Guilty plea in Walter Ackerson case

The News Tribune says Troy Culver has pleaded guilty to manslaughter in the death of 16-year-old Walter Ackerson, who disappeared from Nye Beach, Oregon in 1990. I’ve written about this case before. Walter and Troy were in the Job Corps and they left the campus with two other guys, Geoff Calligan and Eric Forsgren, without permission. The other three boys returned without Walter and said he had run away. It took close to twenty years to determine the truth: that Troy killed Walter in an argument and, with the help of the other two, tossed his body off a bridge.

Troy has been sentenced to ten years in prison. Unfortunately, the two accomplices can’t face any charges. In a way, I have more respect for Troy, the actual killer. He broke the case himself by voluntarily coming to the police and confessing to his crime. The others, who would have faced far smaller consequences, kept their cowardly mouths shut.

It’s disgusting. If the police and the Job Corps had done their job correctly at the onset of the investigation, this would have been solved long ago and Walter’s body would possibly have been found. The Job Corps in particular didn’t so much drop the ball has hurl it away with great force.

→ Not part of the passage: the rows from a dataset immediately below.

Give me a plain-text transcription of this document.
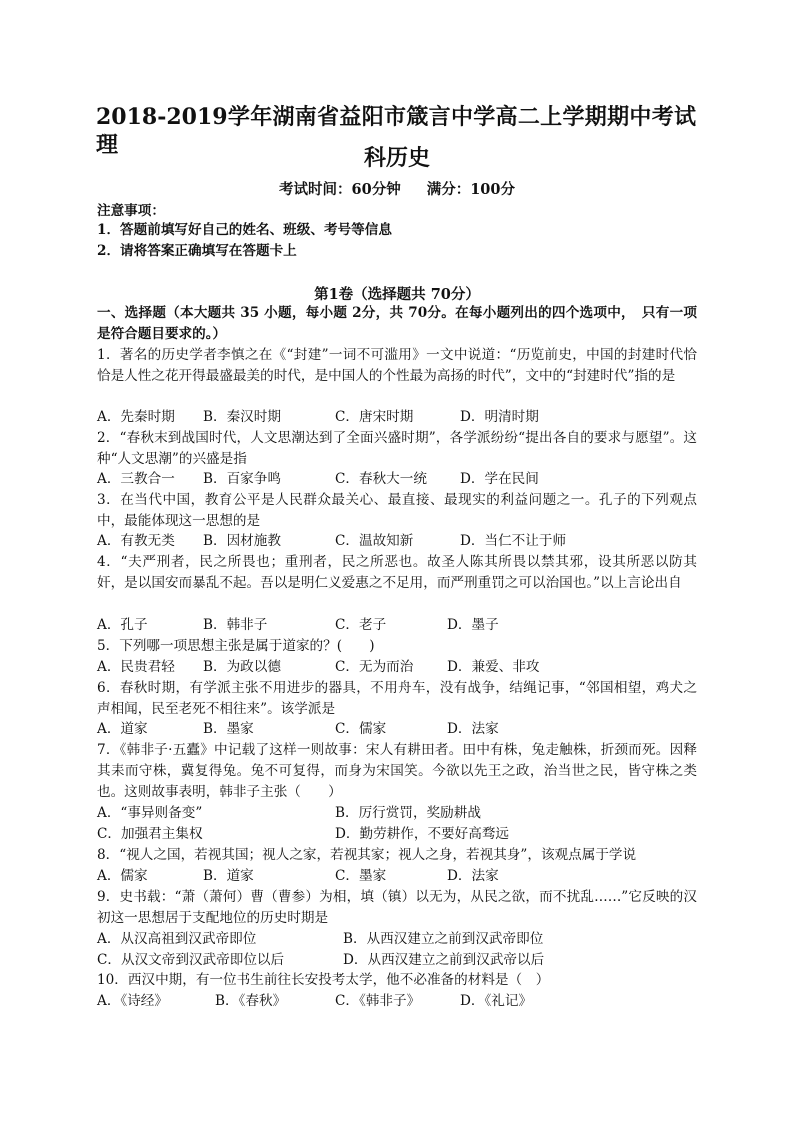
2018-2019学年湖南省益阳市箴言中学高二上学期期中考试 理	科历史
考试时间：60分钟 满分：100分
注意事项：
1．答题前填写好自己的姓名、班级、考号等信息
2．请将答案正确填写在答题卡上
第1卷（选择题共 70分）
一、选择题（本大题共 35 小题，每小题 2分，共 70分。在每小题列出的四个选项中，　只有一项是符合题目要求的。）
1．著名的历史学者李慎之在《“封建”一词不可滥用》一文中说道：“历览前史，中国的封建时代恰恰是人性之花开得最盛最美的时代，是中国人的个性最为高扬的时代”，文中的“封建时代”指的是
A．先秦时期 B．秦汉时期	C．唐宋时期	D．明清时期
2．“春秋末到战国时代，人文思潮达到了全面兴盛时期”，各学派纷纷“提出各自的要求与愿望”。这种“人文思潮”的兴盛是指
A．三教合一 B．百家争鸣	C．春秋大一统 D．学在民间
3．在当代中国，教育公平是人民群众最关心、最直接、最现实的利益问题之一。孔子的下列观点中，最能体现这一思想的是
A．有教无类 B．因材施教	C．温故知新	D．当仁不让于师
4．“夫严刑者，民之所畏也；重刑者，民之所恶也。故圣人陈其所畏以禁其邪，设其所恶以防其奸，是以国安而暴乱不起。吾以是明仁义爱惠之不足用，而严刑重罚之可以治国也。”以上言论出自
A．孔子	B．韩非子	C．老子	D．墨子
5．下列哪一项思想主张是属于道家的？(　　)
A．民贵君轻 B．为政以德	C．无为而治 D．兼爱、非攻
6．春秋时期，有学派主张不用进步的器具，不用舟车，没有战争，结绳记事，“邻国相望，鸡犬之声相闻，民至老死不相往来”。该学派是
A．道家	B．墨家	C．儒家	D．法家
7．《韩非子·五蠹》中记载了这样一则故事：宋人有耕田者。田中有株，兔走触株，折颈而死。因释其耒而守株，冀复得兔。兔不可复得，而身为宋国笑。今欲以先王之政，治当世之民，皆守株之类也。这则故事表明，韩非子主张（　　）
A．“事异则备变”	B．厉行赏罚，奖励耕战
C．加强君主集权	D．勤劳耕作，不要好高骛远
8．“视人之国，若视其国；视人之家，若视其家；视人之身，若视其身”，该观点属于学说
A．儒家	B．道家	C．墨家	D．法家
9．史书载：“萧（萧何）曹（曹参）为相，填（镇）以无为，从民之欲，而不扰乱……”它反映的汉初这一思想居于支配地位的历史时期是
A．从汉高祖到汉武帝即位	B．从西汉建立之前到汉武帝即位
C．从汉文帝到汉武帝即位以后	D．从西汉建立之前到汉武帝以后
10．西汉中期，有一位书生前往长安投考太学，他不必准备的材料是（　）
A．《诗经》	B．《春秋》	C．《韩非子》	D．《礼记》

Major breakthrough in Walter Ackerson case

As one of the blog readers alerted me, there has been a HUGE breakthrough in the 1990 disappearance of Walter Ackerson, a case I had known little about until today. Three men have confessed to his murder. One beat the crap out of him and, together with the other two, threw him off a bridge, probably still alive. The two accomplices have immunity to testify against the primary killer, who is facing a whopping ten years. All four of them were enrolled in the Job Corps at the time of the murder.

This Bellingham Herald article is the best I can find on the subject. Though long, it’s well worth the read, telling the whole story behind Walter’s life, disappearance and death. This article sets my teeth on edge. Walter and his family were totally screwed over by the police (who never really bothered to investigate what happened) and by the Job Corps (who were negligent and dishonest, lying repeatedly and deliberately to everyone from Walter’s mom to members of Congress.) If either of those two institutions had done their damn jobs, Walter’s murder would probably have been solved quickly and his body recovered.

Too little, too late. Were it not for the murderer, Troy Culver, voluntarily confessing after all this time (not because the police were after him but because he was in a drug program that required him to make amends for his past bad acts), then there would be no case at all.

Poor Walter. I hope his mother and grandmother can get some solace after all this time, but right now they’re hurt and they’re angry, justifiably so, because they’ve been screwed over to an order of magnitude.